Когда они с Дэвидом вернулись домой, Кэти пылала от
негодования. Дэвид слушал ее возмущенные излияния, полные слез, а его рука
сжималась и разжималась, но только четыре месяца спустя Кэти обнаружила, что
предвещали эти конвульсивные движения.
Закончив свою речь, она ожидала от него или заверений в том,
что он не делал ничего дурного, или оправданий. Вместо этого он встал, окинул
ее презрительным взглядом и отправился спать.
Его месть началась на следующий день. Ее суровое обращение
было встречено с утонченной бессердечностью. Казалось, он давал понять, что
просто терпит ее нежелательное присутствие в своей жизни. Существование Кэти
стало настоящей пыткой.
Он критиковал, а он умел это делать, — на Кэти обрушился
град болезненных уколов.
«Плиссированные юбки делают твои широкие бедра еще шире», —
беспристрастно замечал он. Кэти возражала, что у нее не широкие бедра, но
записалась на аэробику только лишь для того, чтобы быть уверенной в этом.
«Если ты пострижешься покороче, твой подбородок не будет
казаться таким выступающим». Кэти говорила, что до сих пор ее подбородок всем
нравился, но сделала стрижку покороче.
«Если ты будешь поднимать вверх колени, твой зад не будет
так покачиваться при ходьбе». Кэти поднимала колени, но чувствовала, что все
равно «покачивается».
Его глаза следовали за ней повсюду, выискивая малейшие
недостатки, пока Кэти не стала настолько неловкой, что не могла пройти по
комнате, чтобы не удариться о стол. Это тоже стало предметом его колкостей.
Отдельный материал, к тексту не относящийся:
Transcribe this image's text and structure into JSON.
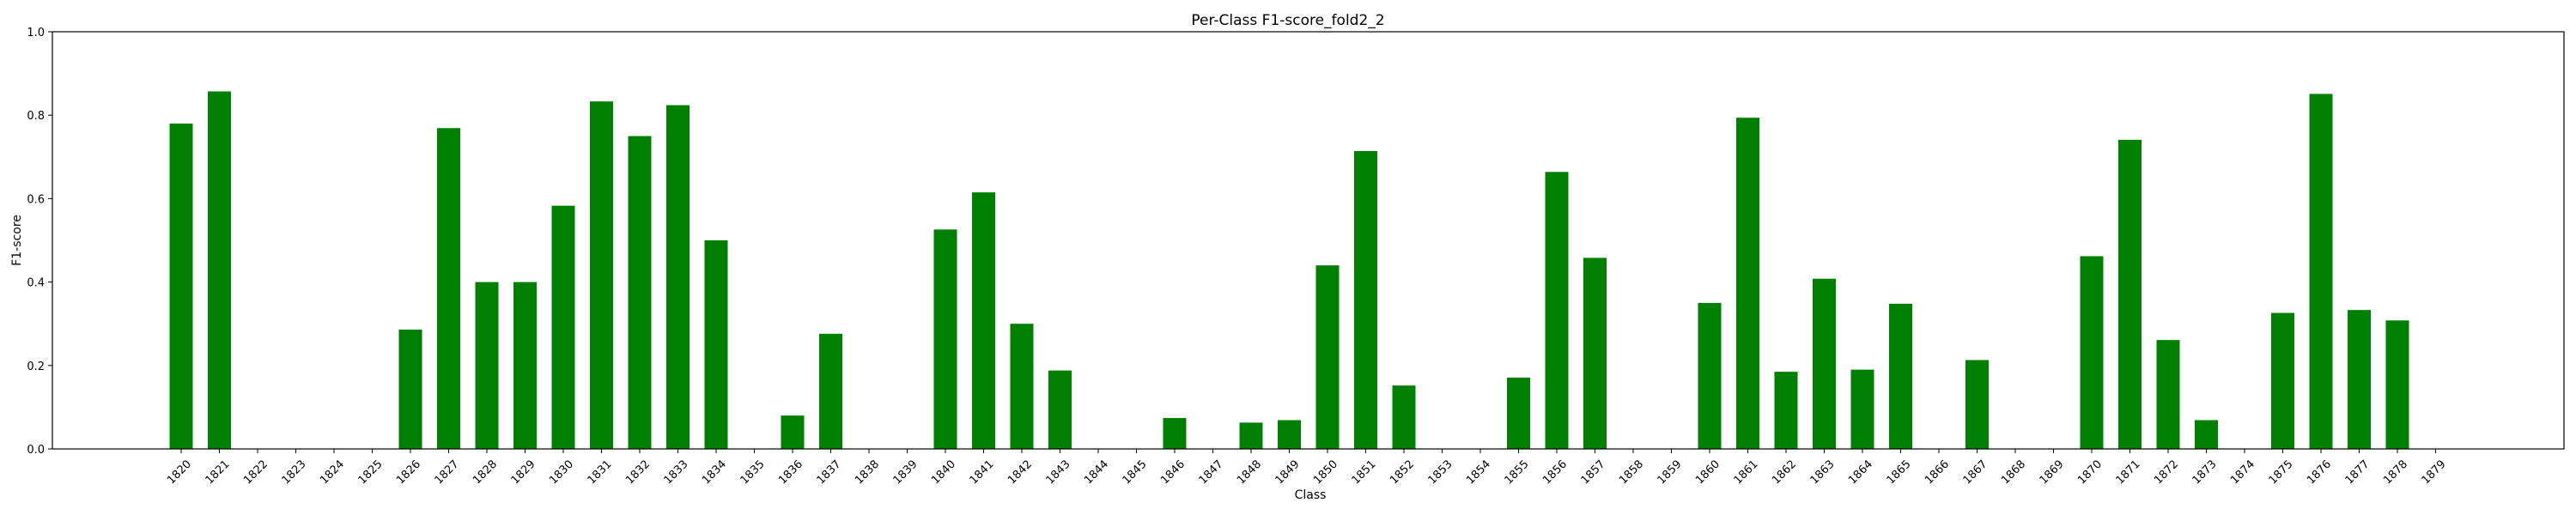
{
  "chart_data": {
    "type": "bar",
    "title": "Per-Class F1-score_fold2_2",
    "xlabel": "Class",
    "ylabel": "F1-score",
    "ylim": [
      0,
      1.0
    ],
    "yticks": [
      "0.0",
      "0.2",
      "0.4",
      "0.6",
      "0.8",
      "1.0"
    ],
    "grid": false,
    "bar_color": "#008000",
    "categories": [
      "1820",
      "1821",
      "1822",
      "1823",
      "1824",
      "1825",
      "1826",
      "1827",
      "1828",
      "1829",
      "1830",
      "1831",
      "1832",
      "1833",
      "1834",
      "1835",
      "1836",
      "1837",
      "1838",
      "1839",
      "1840",
      "1841",
      "1842",
      "1843",
      "1844",
      "1845",
      "1846",
      "1847",
      "1848",
      "1849",
      "1850",
      "1851",
      "1852",
      "1853",
      "1854",
      "1855",
      "1856",
      "1857",
      "1858",
      "1859",
      "1860",
      "1861",
      "1862",
      "1863",
      "1864",
      "1865",
      "1866",
      "1867",
      "1868",
      "1869",
      "1870",
      "1871",
      "1872",
      "1873",
      "1874",
      "1875",
      "1876",
      "1877",
      "1878",
      "1879"
    ],
    "values": [
      0.78,
      0.857,
      0,
      0,
      0,
      0,
      0.286,
      0.769,
      0.4,
      0.4,
      0.583,
      0.833,
      0.75,
      0.824,
      0.5,
      0,
      0.08,
      0.276,
      0,
      0,
      0.526,
      0.615,
      0.3,
      0.188,
      0,
      0,
      0.074,
      0,
      0.063,
      0.069,
      0.44,
      0.714,
      0.152,
      0,
      0,
      0.171,
      0.664,
      0.458,
      0,
      0,
      0.35,
      0.794,
      0.185,
      0.408,
      0.19,
      0.348,
      0,
      0.213,
      0,
      0,
      0.462,
      0.741,
      0.261,
      0.069,
      0,
      0.326,
      0.851,
      0.333,
      0.308,
      0
    ]
  }
}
Подгоревшее блюдо, куртка, которую она забыла отдать в чистку, пыль, которую
она не вытерла с верхней книжной полки…
— Некоторые женщины в состоянии делать карьеру и при этом
содержать дом в чистоте, — заметил Дэвид однажды вечером, когда она чистила
пылесосом кресло. — Очевидно, ты не из них. Тебе придется оставить работу.
Оглядываясь назад, Кэти не могла поверить, как просто он
манипулировал ею. В течение двух недель Дэвид «работал допоздна в офисе». Когда
же он бывал дома, то полностью игнорировал ее. Если он все же заговаривал с
ней, то говорил с холодной насмешкой или вежливым сарказмом.
Кэти неоднократно, всеми способами, какие могла придумать,
пыталась прекратить их ссоры, но Дэвид наблюдал за ее усилиями с холодным
презрением. За две недели он умудрился довести ее до истеричного состояния и
заставил поверить, что она неуклюжая, глупая и неспособная. А ей шел только
двадцать первый год, и она как раз окончила университет, была напичканной
знаниями и наивной, в то время как Дэвид был на девять лет старше ее,
разбирался в психологии и в женщинах.
Мысль о том, чтобы оставить работу, привела ее в ужас.
— Но я люблю свою работу, — сказала она, и слезы потекли по
ее щекам.
— А я-то полагал, что ты любишь своего мужа, — холодно
возразил Дэвид.
Он посмотрел на ее руки, лихорадочно мечущиеся по столу.
— Мне очень нравится эта ваза, — оскорбительно протянул он.
— Отодвинь-ка ее, пока ты ее не опрокинула.
— Я не собираюсь ее опрокидывать, — взорвалась Кэти, рыдая,
и в ярости немедленно смахнула со стола дорогую хрустальную вазу.